Мы были детьми, когда война закончилась. И когда началась. И когда нам сообщили, что наши отцы больше не вернутся. Мы не понимали ровным счетом ничего. Для меня война была чем-то молчаливо-устрашающим. Нашу деревню не бомбили. Мы вообще оказались на обочине жизни, у кромки дороги смерти. Каждую неделю по дороге, ведущей в Бирмингем, везли машины с трупами и покалеченными. Мы и правда назвали эту дорогу «дорогой смерти». Подглядывая из кустов за высохшими от болезней и лишений солдатами, мы не подозревали, что проникаем в самую суть войны. Она несет собой смерть. Души, тела – не суть важно. Смерть блуждала в поисках наживы. И в те годы поживилась она на славу.
Нас спасала ферма. Мой отец был крупным землевладельцем, и несмотря на то, что ему пришлось уйти воевать за идеи, которые были ему чужды, мать старалась содержать ферму в должном порядке. Посему у нас всегда была еда. Ей мы снабжали всю деревню и даже несколько близлежащих. Полностью избежать трудностей не удалось, как и всем, вероятнее всего.
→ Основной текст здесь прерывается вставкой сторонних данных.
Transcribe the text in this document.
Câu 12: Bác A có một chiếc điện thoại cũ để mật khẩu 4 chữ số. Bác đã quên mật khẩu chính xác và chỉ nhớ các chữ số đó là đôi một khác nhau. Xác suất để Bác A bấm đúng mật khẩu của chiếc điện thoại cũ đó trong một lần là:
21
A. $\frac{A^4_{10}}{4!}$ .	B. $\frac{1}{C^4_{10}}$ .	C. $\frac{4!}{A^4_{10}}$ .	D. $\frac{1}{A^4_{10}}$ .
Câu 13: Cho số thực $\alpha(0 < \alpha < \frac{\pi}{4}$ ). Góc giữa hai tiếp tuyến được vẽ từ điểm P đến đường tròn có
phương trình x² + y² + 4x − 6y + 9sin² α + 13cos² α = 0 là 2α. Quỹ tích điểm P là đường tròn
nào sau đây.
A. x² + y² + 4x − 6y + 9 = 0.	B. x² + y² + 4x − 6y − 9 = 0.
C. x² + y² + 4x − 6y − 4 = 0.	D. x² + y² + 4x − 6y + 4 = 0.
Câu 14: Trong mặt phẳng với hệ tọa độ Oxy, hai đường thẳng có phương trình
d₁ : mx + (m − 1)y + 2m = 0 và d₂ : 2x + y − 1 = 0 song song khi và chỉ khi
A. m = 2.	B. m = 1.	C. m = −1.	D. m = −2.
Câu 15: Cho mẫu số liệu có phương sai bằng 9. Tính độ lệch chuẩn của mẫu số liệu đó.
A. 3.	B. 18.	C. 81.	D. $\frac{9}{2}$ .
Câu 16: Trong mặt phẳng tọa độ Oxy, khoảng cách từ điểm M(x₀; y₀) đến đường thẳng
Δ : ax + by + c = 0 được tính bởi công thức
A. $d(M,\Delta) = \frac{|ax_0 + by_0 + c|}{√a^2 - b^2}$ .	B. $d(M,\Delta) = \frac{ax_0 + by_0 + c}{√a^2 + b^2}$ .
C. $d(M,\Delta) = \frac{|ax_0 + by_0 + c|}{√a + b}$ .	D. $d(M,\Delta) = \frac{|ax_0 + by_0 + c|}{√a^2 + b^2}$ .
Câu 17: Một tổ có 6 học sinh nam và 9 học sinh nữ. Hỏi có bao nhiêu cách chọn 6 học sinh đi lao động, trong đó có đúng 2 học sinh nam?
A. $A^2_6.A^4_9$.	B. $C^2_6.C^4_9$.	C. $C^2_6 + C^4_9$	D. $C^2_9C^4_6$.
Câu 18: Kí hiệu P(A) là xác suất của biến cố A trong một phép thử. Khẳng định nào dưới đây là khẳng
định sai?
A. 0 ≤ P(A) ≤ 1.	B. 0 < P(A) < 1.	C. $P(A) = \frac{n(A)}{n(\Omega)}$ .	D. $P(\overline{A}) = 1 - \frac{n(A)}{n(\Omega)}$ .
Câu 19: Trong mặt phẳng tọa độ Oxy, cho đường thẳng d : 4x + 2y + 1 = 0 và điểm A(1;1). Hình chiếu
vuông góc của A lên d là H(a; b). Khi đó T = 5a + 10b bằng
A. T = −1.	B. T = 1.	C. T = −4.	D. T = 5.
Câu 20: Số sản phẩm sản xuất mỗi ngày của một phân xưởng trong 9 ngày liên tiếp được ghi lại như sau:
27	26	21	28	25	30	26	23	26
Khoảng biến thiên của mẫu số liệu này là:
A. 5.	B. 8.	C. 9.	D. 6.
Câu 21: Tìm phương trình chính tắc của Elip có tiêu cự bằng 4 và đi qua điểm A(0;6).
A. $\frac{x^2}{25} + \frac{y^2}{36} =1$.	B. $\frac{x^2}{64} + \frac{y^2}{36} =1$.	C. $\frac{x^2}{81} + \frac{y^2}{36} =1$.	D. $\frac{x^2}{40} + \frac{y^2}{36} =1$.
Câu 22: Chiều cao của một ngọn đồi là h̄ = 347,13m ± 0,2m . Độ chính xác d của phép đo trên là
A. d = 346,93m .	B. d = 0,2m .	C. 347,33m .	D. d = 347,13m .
В последний год войны зима выдалась особенно суровой, пришлось прибегнуть к запасам – при помощи старой служанки мать всегда варила компоты на зиму, коптила мясо и закручивала овощные салаты. Кладовая полнилась банками и свертками, так что голод был последней напастью, пугавшей нас. Семья Милли же напротив была весьма напугана этим недугом, вызванным войной. Поэтому мы всячески помогали им – ненавязчиво, ведь человеческая гордыня берет верх даже над физическими потребностями. Эта гордыня довела до того, что мать Милли умерла в первый же год войны. Говорили, что от печеночной недостаточности.
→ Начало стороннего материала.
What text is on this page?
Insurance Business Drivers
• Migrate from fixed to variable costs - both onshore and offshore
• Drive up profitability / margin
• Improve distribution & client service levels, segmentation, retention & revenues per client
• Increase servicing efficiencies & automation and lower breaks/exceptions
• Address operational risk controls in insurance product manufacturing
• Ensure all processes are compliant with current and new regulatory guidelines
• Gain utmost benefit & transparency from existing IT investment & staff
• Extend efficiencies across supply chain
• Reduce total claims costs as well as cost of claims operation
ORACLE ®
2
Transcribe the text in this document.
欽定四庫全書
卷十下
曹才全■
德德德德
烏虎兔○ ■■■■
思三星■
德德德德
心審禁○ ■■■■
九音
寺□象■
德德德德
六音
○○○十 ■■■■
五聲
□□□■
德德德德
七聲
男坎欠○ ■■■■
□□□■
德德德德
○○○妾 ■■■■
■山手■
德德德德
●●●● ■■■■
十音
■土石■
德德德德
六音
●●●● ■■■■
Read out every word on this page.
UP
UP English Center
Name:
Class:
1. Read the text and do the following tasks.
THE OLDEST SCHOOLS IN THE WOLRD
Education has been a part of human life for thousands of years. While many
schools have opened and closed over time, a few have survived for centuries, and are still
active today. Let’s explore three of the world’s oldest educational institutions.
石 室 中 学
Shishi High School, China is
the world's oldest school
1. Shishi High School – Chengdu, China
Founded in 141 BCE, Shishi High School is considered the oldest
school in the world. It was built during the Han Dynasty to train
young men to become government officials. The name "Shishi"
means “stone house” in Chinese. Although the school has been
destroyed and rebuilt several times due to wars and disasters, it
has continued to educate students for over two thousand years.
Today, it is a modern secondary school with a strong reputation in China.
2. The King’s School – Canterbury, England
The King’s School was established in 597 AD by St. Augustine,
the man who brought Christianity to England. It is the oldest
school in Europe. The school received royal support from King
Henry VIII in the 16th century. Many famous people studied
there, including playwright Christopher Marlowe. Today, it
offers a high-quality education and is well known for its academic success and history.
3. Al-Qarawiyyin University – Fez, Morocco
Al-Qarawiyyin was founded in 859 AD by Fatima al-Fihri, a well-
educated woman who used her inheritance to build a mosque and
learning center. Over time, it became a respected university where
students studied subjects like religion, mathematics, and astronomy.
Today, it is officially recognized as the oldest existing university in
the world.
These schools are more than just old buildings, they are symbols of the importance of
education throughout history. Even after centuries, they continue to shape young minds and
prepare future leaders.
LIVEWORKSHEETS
Сейчас Милли не нужна была помощь. Она прислала за мной водителя – всегда была внимательна, даже в дни нищеты. Бедная как церковная мышь, но всегда откуда-то раздобудет кусок пирога к твоим именинам. Не знаю, какие чувства я сейчас испытываю. Я всегда ощущал себя значимой единицей в жизни Милли, своего рода старшим братом. Когда ее обижали в школе, я вставал на ее сторону; когда ей не хватало еды, я приносил ей хлеб, масло и домашнюю колбасу; когда ей нужно было уехать зарабатывать, я сопроводил ее, чтобы она не попала в беду. Мы были рядом всю жизнь, нас даже тщетно пытались поженить. Буквально через год после того, как Милли уехала в Лондон, дела нашей фермы пошла на спад. Урожай не шел, работникам нечем было платить, потому что убирать с полей было особенно нечего. Приходилось брать в долг, что било по моему самолюбию молотом нужды. О продаже фермы и речи быть не могло, поэтому я решил уехать на заработки в Лондон. Тогда же я впервые увидел картины Тернера, и Рубенса, и Блейка… В моей семье искусству не учили. О нем попросту не говорили, поэтому я никогда и не задумывался о том, что могу стать частью чего-то великого. Единственное искусство, чтимое моими родителями – искусство, даруемое им землей. Отец часто разговаривал с деревьями, а варя свой фирменный томатный суп, мама всегда говорила о том, что кулинария требует особого
Я знал о живописи ровно столько, сколько можно было узнать из книг. Но увидеть – совсем иное, нежели о чем-то прочесть в очередном фолианте. Я увидел и потерял рассудок. Я обрел что-то значимое, к чему всецело стремилась моя душа, хоть я этого и не знал. Меня словно осенило, нечто невообразимо прекрасное ворвалось порывом тепла прямо в сердце, и я наконец стал собой. Мой отец хотел, чтобы я управлял фермой достойно, чтобы я продолжил его дело, но эта идея никогда не пробуждала в моей душе трепет, она никогда не вызывала дрожь и не мыслилась мной как некое предназначение. Это было предназначение отца, но вовсе не мое. Я обрел себя в живописи, хоть и понимал, сколь тернист путь художника. Но Лондон располагал к развитию своего дарования. Конечно, конкуренция здесь всегда была беспощадной, но то обучение, что можно было пройти в Академии художеств, обеспечивало и знания, и связи, и возможность практиковаться.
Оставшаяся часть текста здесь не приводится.